Investing.com — Oil prices fell sharply Tuesday as concerns about demand growth in China, the world’s largest crude importer, and fears about potentially supply surplus continued to weigh on sentiment just ahead of fresh U.S. crude inventory data.
At 14:30 ET (18:30 GMT), Brent oil futures fell 1.2% to $78.80 a barrel, while West Texas Intermediate crude futures dropped 1.4% to $74.74 a barrel.
Weak Chinese data weighs
A raft of disappointing economic news from China has weighed heavily on commodity prices, particularly after the country’s GDP data disappointed earlier this month.
The Politburo, a top decision-making body of the ruling Communist Party, pledged at the end of its July meeting to pursue a “proactive” fiscal policy, suggesting more stimulus ahead in order to boost the country’s struggling economy.
“We believe recent liquidation is being driven by macro and algorithmic flows as demand from China, the world’s largest crude importer, posted its slowest economic growth in five quarters,” Macquarie said in a Tuesday note.
Israel strikes Beirut
The risk premium in crude prices was revived somewhat after Israel said its military launched a “targeted strike” against Hezbollah commander in retaliation for a rocket strike that killed 12 in Israel-occupied Golan Heights.

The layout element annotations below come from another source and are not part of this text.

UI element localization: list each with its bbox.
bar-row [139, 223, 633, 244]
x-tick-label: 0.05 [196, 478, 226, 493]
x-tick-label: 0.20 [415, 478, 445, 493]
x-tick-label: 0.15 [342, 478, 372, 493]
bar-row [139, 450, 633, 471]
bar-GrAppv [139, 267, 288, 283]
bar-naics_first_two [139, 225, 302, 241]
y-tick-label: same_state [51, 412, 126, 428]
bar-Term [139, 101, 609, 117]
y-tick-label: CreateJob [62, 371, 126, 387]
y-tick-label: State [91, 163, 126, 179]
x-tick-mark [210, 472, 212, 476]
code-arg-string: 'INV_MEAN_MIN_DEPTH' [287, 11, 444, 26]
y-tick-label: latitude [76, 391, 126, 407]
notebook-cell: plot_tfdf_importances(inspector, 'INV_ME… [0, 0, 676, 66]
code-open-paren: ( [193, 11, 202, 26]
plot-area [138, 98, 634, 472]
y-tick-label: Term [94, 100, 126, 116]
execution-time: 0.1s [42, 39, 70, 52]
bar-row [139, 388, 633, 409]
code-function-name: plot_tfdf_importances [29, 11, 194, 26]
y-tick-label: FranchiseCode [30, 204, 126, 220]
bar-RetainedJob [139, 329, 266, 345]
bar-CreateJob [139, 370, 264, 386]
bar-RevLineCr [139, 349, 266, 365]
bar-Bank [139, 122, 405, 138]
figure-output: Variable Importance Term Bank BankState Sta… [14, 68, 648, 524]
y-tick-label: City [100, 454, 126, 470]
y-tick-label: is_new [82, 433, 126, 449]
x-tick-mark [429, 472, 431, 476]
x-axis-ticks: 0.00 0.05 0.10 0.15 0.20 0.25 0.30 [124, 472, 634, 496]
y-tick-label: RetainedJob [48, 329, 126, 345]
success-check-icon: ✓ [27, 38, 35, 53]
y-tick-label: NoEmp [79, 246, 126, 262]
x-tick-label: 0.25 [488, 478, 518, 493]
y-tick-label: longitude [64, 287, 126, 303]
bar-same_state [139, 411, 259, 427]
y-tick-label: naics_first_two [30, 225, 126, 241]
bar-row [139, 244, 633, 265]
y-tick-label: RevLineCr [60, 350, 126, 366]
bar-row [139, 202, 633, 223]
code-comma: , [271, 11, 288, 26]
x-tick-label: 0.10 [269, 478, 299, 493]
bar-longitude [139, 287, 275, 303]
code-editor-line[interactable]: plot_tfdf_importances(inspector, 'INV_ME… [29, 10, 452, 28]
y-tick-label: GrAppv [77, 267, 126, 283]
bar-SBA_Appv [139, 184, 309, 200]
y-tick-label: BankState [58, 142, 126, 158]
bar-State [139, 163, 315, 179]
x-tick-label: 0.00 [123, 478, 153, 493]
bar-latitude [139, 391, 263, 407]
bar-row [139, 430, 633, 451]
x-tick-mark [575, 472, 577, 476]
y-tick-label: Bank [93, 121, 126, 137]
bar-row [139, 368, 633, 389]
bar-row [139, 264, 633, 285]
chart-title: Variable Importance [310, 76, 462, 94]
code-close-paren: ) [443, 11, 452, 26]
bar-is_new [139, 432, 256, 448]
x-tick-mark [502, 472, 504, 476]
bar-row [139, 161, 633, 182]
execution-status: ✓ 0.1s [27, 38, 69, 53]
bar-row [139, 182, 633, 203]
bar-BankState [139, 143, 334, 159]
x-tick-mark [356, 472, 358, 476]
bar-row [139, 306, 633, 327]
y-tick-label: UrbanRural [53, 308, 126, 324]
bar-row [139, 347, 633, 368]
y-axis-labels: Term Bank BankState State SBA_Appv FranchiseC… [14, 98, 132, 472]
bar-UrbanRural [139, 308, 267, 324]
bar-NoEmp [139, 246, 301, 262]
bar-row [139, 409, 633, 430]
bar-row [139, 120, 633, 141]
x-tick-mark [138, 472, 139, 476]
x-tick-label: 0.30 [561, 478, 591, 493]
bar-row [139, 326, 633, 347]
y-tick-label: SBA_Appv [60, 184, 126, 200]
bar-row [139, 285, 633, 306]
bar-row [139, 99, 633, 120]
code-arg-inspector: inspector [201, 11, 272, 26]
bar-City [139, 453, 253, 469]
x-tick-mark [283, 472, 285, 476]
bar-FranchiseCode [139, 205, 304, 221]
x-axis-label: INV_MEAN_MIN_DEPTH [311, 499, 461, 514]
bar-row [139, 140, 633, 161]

The strike comes just days after Prime Minister Benjamin Netanyahu warned of a “harsh” response to the attack.
While the prospect of an all-out war in the Middle East does present some supply risks for crude, there has been so far little disruptions in oil production in the region, even with the Israel-Hamas war reaching its ninth month.
OPEC meeting, US inventories due
Caution before a meeting of the Organization of Petroleum Exporting Countries due Thursday also weighed on sentiment even as many expect that the cartel to downplay any plans for scaling back production cuts.
There could also be some support from the latest U.S. inventory reports due this week, which are expected to show lower crude and fuel stocks.
“Despite the recent pullback, it would not surprise us if prices find support from summer draws through the end of August before beginning a multimonth pullback due to large 4Q24 surpluses,” Macquarie added.